Not only that, the three babies, ensconced in shells that make them look like tiny conkers in their husks, get immediately snatched and taken to the other side of the wood by an owl, who soon lives to regret it. This book then is the parallel saga of their continued journey, and that of the parents, their tree and another goblin who lives in a damp sock, on their combined rescue mission.
So here's another rum do. A childless middle-aged bloke reading and reporting back on this book, not because the reviewing gods asked, but because he knew it would be fun. The books are simply the lightest of entertainment, but clearly have an immense amount of craft put to them.
For the more expected audience, of the 6-9 year olds, there is absolutely nothing to fault. The stories mix perfectly, in the snappiest of chapters, and the writing is eminently clear and fun. The characters and creatures are just as daft as any other entry to this series, which has relied on the silly more than most – and most pleasingly got away with it.
It struck me again however that there is just as much skill, if not more, in the illustrations, also by David Melling. There's so much attention to the finer points of the pencil drawings – there's no need for the bulbous black fruity thing dangling from Mildew's forehead, but it's there, and you might enjoy the whole volume and not notice it.
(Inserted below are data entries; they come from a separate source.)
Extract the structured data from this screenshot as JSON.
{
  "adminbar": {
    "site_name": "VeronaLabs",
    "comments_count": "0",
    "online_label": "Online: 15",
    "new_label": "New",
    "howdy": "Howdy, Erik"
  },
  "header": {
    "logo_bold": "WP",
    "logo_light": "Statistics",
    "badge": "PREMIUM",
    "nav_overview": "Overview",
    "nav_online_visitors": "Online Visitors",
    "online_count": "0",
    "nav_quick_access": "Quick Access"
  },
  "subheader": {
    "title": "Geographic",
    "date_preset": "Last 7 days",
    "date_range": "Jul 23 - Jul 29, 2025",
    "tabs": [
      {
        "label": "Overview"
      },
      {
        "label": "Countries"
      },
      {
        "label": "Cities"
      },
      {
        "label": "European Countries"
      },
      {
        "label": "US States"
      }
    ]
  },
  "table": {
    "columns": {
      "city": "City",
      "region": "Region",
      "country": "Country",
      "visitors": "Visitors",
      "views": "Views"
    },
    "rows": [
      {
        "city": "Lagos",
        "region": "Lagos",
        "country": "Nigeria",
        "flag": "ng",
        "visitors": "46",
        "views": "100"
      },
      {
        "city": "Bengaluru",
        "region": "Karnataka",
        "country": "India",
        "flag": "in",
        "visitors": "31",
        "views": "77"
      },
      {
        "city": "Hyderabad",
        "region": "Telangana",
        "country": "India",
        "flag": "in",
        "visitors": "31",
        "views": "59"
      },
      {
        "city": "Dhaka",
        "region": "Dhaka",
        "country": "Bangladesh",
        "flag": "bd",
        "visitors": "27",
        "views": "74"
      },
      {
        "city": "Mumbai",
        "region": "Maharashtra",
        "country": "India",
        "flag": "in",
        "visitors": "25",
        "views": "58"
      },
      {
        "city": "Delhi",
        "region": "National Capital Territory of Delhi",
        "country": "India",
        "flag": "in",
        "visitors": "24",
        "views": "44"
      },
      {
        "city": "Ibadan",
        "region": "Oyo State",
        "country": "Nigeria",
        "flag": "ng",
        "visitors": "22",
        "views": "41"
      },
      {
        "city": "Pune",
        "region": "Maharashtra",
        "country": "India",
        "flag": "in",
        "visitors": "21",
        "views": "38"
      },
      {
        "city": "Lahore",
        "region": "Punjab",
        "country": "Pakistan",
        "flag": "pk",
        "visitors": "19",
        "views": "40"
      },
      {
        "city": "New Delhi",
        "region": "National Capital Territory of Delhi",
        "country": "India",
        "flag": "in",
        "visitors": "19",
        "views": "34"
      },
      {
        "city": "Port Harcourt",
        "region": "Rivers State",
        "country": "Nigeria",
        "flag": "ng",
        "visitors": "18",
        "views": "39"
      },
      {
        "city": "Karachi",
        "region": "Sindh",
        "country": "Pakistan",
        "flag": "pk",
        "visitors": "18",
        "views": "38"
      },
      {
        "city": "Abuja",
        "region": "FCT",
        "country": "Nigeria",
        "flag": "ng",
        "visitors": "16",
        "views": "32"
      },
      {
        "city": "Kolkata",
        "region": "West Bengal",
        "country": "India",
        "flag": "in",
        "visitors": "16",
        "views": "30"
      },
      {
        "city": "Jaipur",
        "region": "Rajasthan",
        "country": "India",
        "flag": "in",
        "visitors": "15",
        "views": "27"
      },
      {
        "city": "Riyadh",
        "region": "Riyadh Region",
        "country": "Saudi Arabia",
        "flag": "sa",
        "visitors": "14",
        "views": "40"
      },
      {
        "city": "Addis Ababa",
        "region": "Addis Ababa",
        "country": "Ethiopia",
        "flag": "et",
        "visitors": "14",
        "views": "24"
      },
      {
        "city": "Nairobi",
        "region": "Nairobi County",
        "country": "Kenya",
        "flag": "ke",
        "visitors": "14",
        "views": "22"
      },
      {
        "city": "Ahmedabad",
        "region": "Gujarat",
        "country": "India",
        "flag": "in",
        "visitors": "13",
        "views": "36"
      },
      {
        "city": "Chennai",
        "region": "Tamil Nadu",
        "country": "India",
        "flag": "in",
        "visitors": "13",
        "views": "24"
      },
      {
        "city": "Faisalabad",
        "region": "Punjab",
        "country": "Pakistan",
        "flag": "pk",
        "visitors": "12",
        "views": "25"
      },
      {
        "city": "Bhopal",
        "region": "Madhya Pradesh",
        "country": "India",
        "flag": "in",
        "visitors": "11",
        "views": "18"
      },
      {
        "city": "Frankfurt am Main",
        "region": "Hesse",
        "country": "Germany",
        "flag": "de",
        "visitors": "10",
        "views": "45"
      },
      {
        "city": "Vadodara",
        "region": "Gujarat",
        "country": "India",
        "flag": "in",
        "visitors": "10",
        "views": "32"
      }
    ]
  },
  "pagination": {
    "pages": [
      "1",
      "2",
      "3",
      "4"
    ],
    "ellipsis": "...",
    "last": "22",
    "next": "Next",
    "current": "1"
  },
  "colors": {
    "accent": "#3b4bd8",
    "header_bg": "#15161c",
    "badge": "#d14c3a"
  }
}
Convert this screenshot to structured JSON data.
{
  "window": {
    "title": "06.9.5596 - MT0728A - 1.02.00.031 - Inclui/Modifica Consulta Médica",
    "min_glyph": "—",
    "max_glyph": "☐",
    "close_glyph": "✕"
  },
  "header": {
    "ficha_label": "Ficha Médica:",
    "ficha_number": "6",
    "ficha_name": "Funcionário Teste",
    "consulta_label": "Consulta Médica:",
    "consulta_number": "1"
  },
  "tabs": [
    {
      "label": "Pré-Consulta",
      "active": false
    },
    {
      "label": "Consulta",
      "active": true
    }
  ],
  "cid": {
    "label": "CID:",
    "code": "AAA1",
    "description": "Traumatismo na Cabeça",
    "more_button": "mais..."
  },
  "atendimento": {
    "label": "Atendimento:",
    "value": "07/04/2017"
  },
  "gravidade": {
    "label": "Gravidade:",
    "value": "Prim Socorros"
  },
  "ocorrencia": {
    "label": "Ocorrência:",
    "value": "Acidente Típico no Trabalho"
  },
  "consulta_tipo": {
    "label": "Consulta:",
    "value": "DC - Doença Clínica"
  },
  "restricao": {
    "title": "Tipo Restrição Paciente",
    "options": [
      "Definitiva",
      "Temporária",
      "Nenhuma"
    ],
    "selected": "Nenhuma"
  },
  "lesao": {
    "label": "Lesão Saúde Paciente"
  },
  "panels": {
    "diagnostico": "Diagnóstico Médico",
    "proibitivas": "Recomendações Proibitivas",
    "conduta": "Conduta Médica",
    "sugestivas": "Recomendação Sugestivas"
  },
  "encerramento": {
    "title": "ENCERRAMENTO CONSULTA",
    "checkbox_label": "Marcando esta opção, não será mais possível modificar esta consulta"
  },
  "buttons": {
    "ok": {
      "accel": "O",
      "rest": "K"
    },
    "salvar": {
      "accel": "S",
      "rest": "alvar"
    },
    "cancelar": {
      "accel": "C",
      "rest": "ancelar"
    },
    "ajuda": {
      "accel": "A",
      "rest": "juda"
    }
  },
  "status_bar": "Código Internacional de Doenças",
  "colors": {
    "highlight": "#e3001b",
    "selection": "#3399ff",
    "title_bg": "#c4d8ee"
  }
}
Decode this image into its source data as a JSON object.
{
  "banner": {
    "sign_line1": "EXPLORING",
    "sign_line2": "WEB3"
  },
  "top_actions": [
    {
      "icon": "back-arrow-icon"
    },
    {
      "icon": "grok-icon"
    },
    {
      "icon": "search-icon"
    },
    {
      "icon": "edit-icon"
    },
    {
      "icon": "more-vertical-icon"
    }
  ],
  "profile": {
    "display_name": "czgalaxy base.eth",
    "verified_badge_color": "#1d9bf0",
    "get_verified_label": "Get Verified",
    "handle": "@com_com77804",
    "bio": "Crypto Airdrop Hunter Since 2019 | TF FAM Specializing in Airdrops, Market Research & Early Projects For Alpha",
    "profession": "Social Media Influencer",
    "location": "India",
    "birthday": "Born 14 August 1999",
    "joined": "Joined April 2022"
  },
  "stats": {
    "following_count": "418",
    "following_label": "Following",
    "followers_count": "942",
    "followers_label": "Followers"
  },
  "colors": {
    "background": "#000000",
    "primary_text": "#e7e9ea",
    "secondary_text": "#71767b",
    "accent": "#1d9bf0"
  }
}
Chances are you'll come across it on one of this book's multiple readings.
Elsewhere there's a delight to be had in the authority of the writing, even when concerning such daft and hapless critters as the blind Ground-bat. It struck me that I'd only seen such written earnestness regarding the daft, and such brilliant pictorial attention to detailing the cutely silly, in one series before – that of the Flanimals, by Ricky Gervais. And as that franchise seems to have come to an end with Flanimals: The Day of the Bletchling by Ricky Gervais we can only be grateful this one has come along to sit alongside it.
So please don't disparage the idea of someone in their 30s getting a kick out of Melling's goblins. If you buy it for your littl'uns – and buy it you should – I dare you not to smirk copiously when you turn to it yourself. It's a guilt-free little joy for all the ages. And I rather think you'll need to buy the others, too – they're all perfectly self-contained, but completing the set on this occasion is a must.